# Profibus -> Profinet



## SPS.at (2 Dezember 2009)

Liebe Forumsmitglieder!

Ich betreue hier so ca. 100 Simatic S7 die zu 90% mit Profibusteilnehmern versehen sind.

Nun steht wieder ein größerer Neubau an und ich würd diesen mit Profinet realisieren.

Ohne mich groß mit Profinet beschäftigt zu haben würde ich gerne eure Meinung hören ob das Preis-Leistungsverhältnis für oder gegen Profinet spricht.

Profibus wird weiter in der Anlage vorhanden bleiben da FU und Waagen nicht anders koppelbar sind.

Es werden ca. 4 Stück S7-414 im Verbund arbeiten (Kommunikation über Ethernet), die ca. 50 Unterstationen ET200S sollen wahlweise über Profibus oder eben Profinet angebunden werden. 

Interessant wäre für mich die Ringstruktur von Profinet da in der Anlage relativ häufig umgebaut und erweitert wird.
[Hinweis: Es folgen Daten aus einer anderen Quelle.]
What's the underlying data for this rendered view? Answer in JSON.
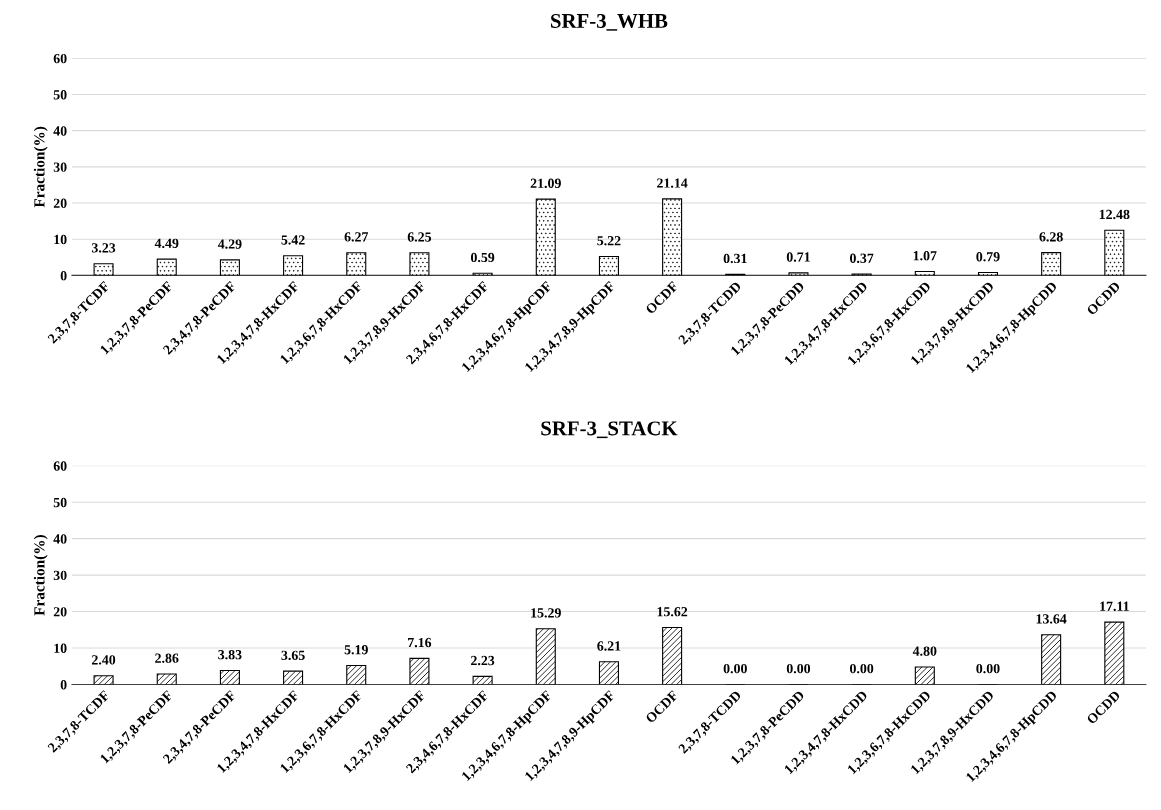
{
  "chart_data": [
    {
      "type": "bar",
      "title": "SRF-3_WHB",
      "ylabel": "Fraction(%)",
      "categories": [
        "2,3,7,8-TCDF",
        "1,2,3,7,8-PeCDF",
        "2,3,4,7,8-PeCDF",
        "1,2,3,4,7,8-HxCDF",
        "1,2,3,6,7,8-HxCDF",
        "1,2,3,7,8,9-HxCDF",
        "2,3,4,6,7,8-HxCDF",
        "1,2,3,4,6,7,8-HpCDF",
        "1,2,3,4,7,8,9-HpCDF",
        "OCDF",
        "2,3,7,8-TCDD",
        "1,2,3,7,8-PeCDD",
        "1,2,3,4,7,8-HxCDD",
        "1,2,3,6,7,8-HxCDD",
        "1,2,3,7,8,9-HxCDD",
        "1,2,3,4,6,7,8-HpCDD",
        "OCDD"
      ],
      "values": [
        3.23,
        4.49,
        4.29,
        5.42,
        6.27,
        6.25,
        0.59,
        21.09,
        5.22,
        21.14,
        0.31,
        0.71,
        0.37,
        1.07,
        0.79,
        6.28,
        12.48
      ],
      "value_labels": [
        "3.23",
        "4.49",
        "4.29",
        "5.42",
        "6.27",
        "6.25",
        "0.59",
        "21.09",
        "5.22",
        "21.14",
        "0.31",
        "0.71",
        "0.37",
        "1.07",
        "0.79",
        "6.28",
        "12.48"
      ],
      "color": "#000000",
      "ylim": [
        0,
        60
      ],
      "yticks": [
        0,
        10,
        20,
        30,
        40,
        50,
        60
      ],
      "grid": "y"
    },
    {
      "type": "bar",
      "title": "SRF-3_STACK",
      "ylabel": "Fraction(%)",
      "categories": [
        "2,3,7,8-TCDF",
        "1,2,3,7,8-PeCDF",
        "2,3,4,7,8-PeCDF",
        "1,2,3,4,7,8-HxCDF",
        "1,2,3,6,7,8-HxCDF",
        "1,2,3,7,8,9-HxCDF",
        "2,3,4,6,7,8-HxCDF",
        "1,2,3,4,6,7,8-HpCDF",
        "1,2,3,4,7,8,9-HpCDF",
        "OCDF",
        "2,3,7,8-TCDD",
        "1,2,3,7,8-PeCDD",
        "1,2,3,4,7,8-HxCDD",
        "1,2,3,6,7,8-HxCDD",
        "1,2,3,7,8,9-HxCDD",
        "1,2,3,4,6,7,8-HpCDD",
        "OCDD"
      ],
      "values": [
        2.4,
        2.86,
        3.83,
        3.65,
        5.19,
        7.16,
        2.23,
        15.29,
        6.21,
        15.62,
        0.0,
        0.0,
        0.0,
        4.8,
        0.0,
        13.64,
        17.11
      ],
      "value_labels": [
        "2.40",
        "2.86",
        "3.83",
        "3.65",
        "5.19",
        "7.16",
        "2.23",
        "15.29",
        "6.21",
        "15.62",
        "0.00",
        "0.00",
        "0.00",
        "4.80",
        "0.00",
        "13.64",
        "17.11"
      ],
      "color": "#000000",
      "ylim": [
        0,
        60
      ],
      "yticks": [
        0,
        10,
        20,
        30,
        40,
        50,
        60
      ],
      "grid": "y"
    }
  ]
}
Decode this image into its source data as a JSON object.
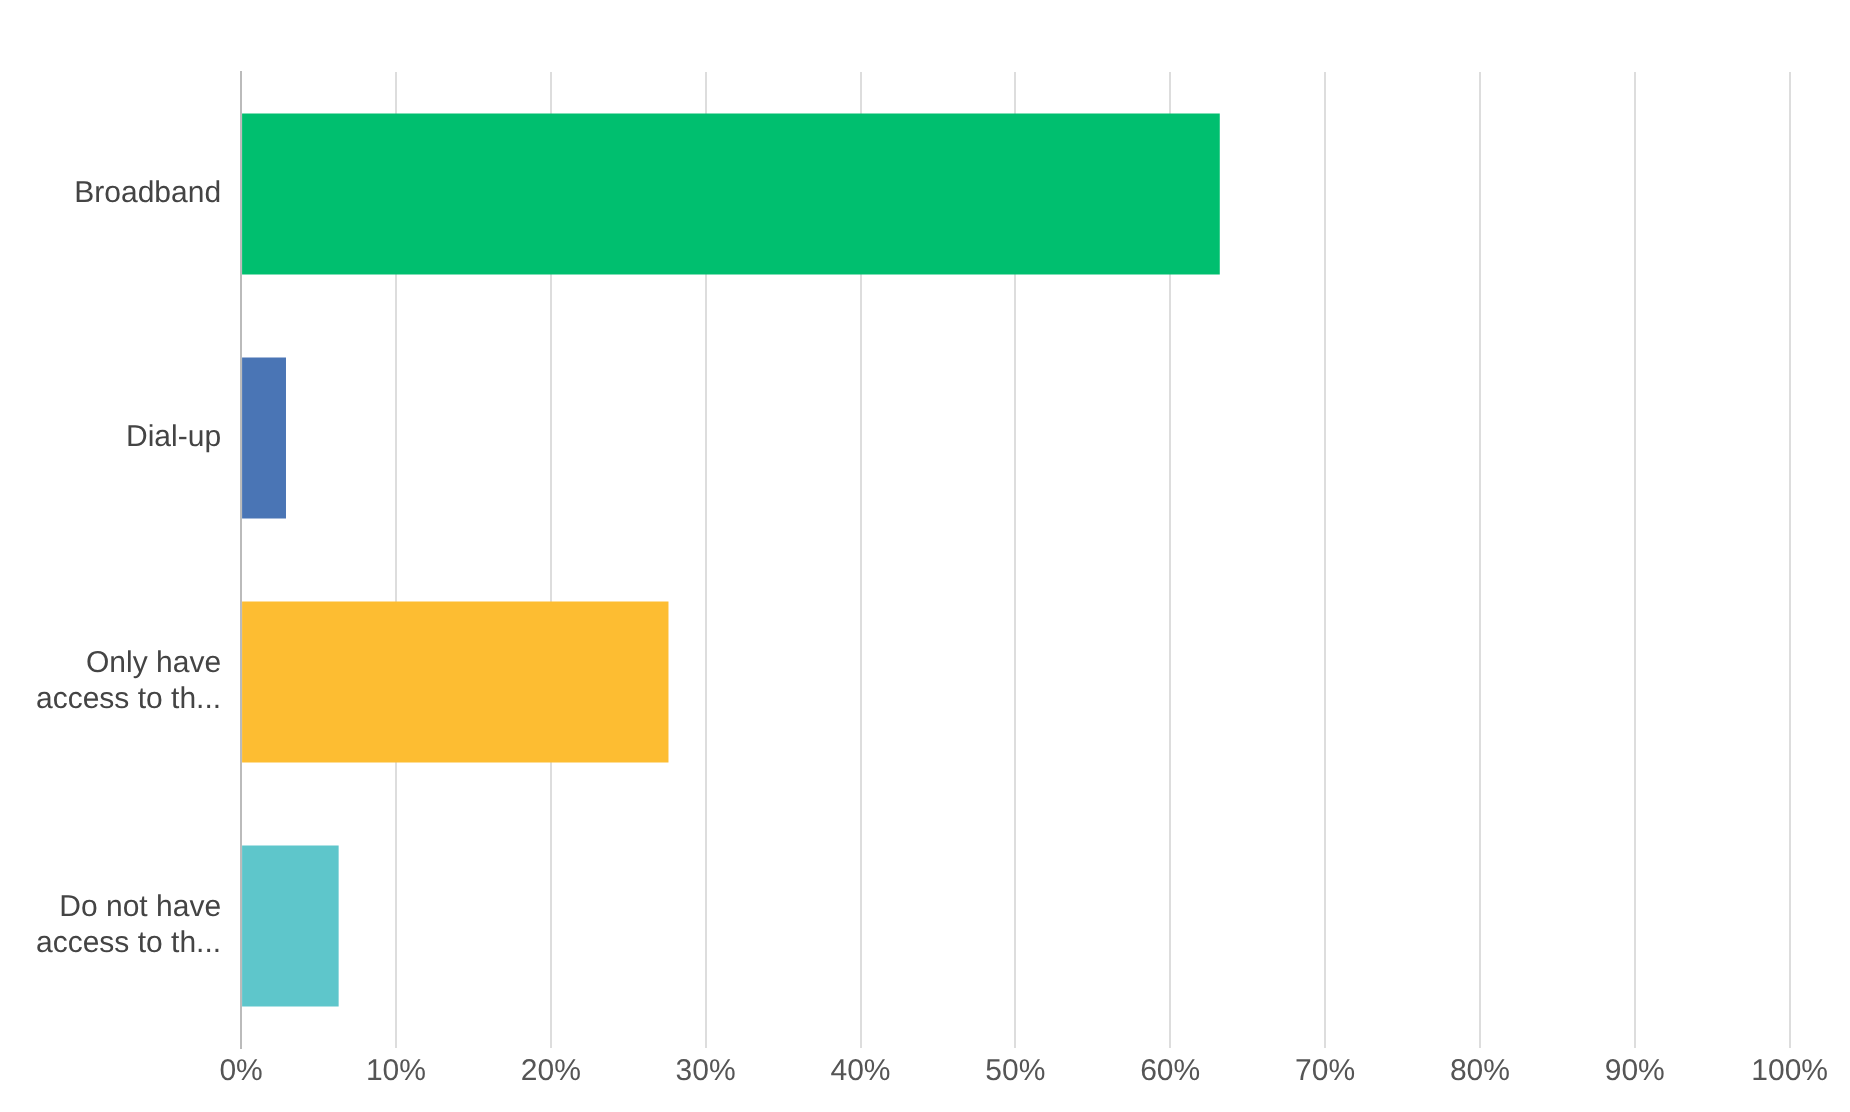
{
  "chart_data": {
    "type": "bar",
    "orientation": "horizontal",
    "categories": [
      "Broadband",
      "Dial-up",
      "Only have access to th...",
      "Do not have access to th..."
    ],
    "values": [
      63.2,
      2.9,
      27.6,
      6.3
    ],
    "colors": [
      "#00bf6f",
      "#4a75b5",
      "#fdbd32",
      "#5ec6cb"
    ],
    "xlim": [
      0,
      100
    ],
    "xticks": [
      {
        "value": 0,
        "label": "0%"
      },
      {
        "value": 10,
        "label": "10%"
      },
      {
        "value": 20,
        "label": "20%"
      },
      {
        "value": 30,
        "label": "30%"
      },
      {
        "value": 40,
        "label": "40%"
      },
      {
        "value": 50,
        "label": "50%"
      },
      {
        "value": 60,
        "label": "60%"
      },
      {
        "value": 70,
        "label": "70%"
      },
      {
        "value": 80,
        "label": "80%"
      },
      {
        "value": 90,
        "label": "90%"
      },
      {
        "value": 100,
        "label": "100%"
      }
    ],
    "grid": "x",
    "legend": false
  }
}
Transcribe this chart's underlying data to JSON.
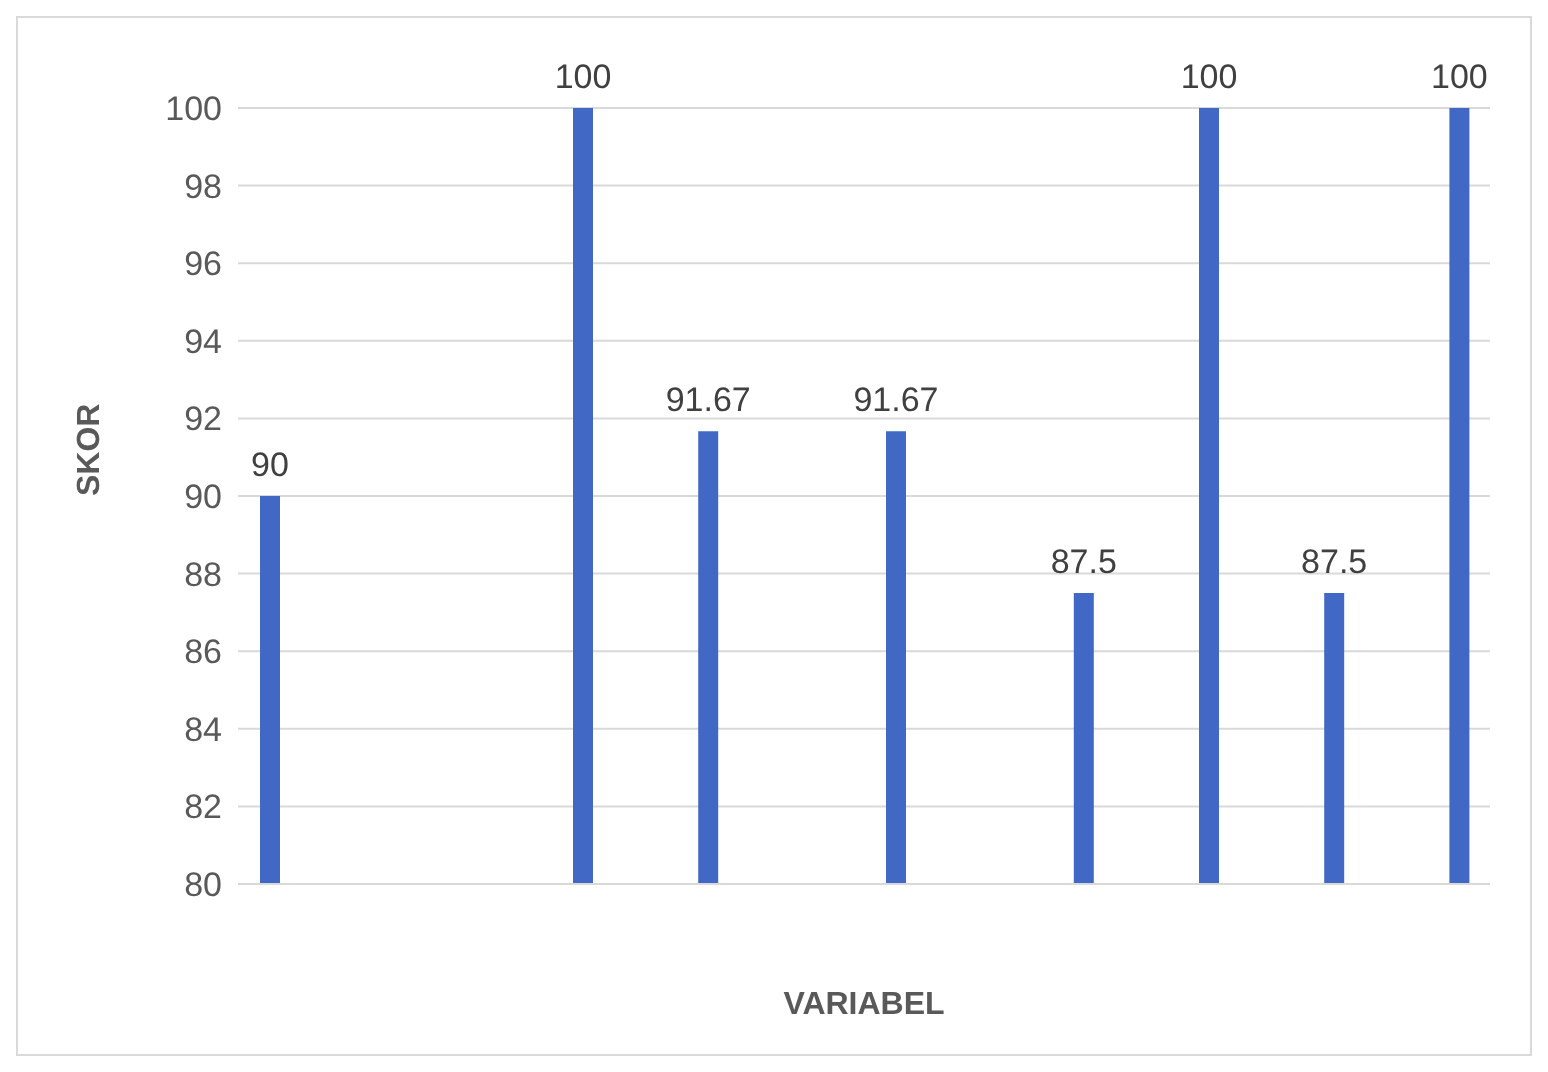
{
  "chart_data": {
    "type": "bar",
    "xlabel": "VARIABEL",
    "ylabel": "SKOR",
    "categories": [
      null,
      null,
      null,
      null,
      null,
      null,
      null,
      null,
      null,
      null,
      null,
      null,
      null,
      null,
      null,
      null,
      null,
      null,
      null,
      null
    ],
    "values": [
      90,
      null,
      null,
      null,
      null,
      100,
      null,
      91.67,
      null,
      null,
      91.67,
      null,
      null,
      87.5,
      null,
      100,
      null,
      87.5,
      null,
      100
    ],
    "color": "#4068c4",
    "ylim": [
      80,
      100
    ],
    "yticks": [
      80,
      82,
      84,
      86,
      88,
      90,
      92,
      94,
      96,
      98,
      100
    ],
    "grid": "y",
    "data_labels": true
  }
}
Ich hoffe auf zahlreiche Meinungen und Inputs
grüße aus wien
tom


----------



## Paule (2 Dezember 2009)

SPS.at schrieb:


> Interessant wäre für mich die Ringstruktur von Profinet da in der Anlage relativ häufig umgebaut und erweitert wird.


Hallo Tom,
was meinst Du mit Ringstruktur von Profinet?
Das ist ja mit einer der Vorteile von Profinet, dass ich *keinen* Ring wie bei Profibus habe, sondern alles Sternförmig anfahren kann.
Gerade wenn viel umgebaut und verschoben wird.


----------



## MW (2 Dezember 2009)

Paule schrieb:


> Das ist ja mit einer der Vorteile von Profinet, dass ich *keinen* Ring wie bei Profibus habe, sondern alles Sternförmig anfahren kann.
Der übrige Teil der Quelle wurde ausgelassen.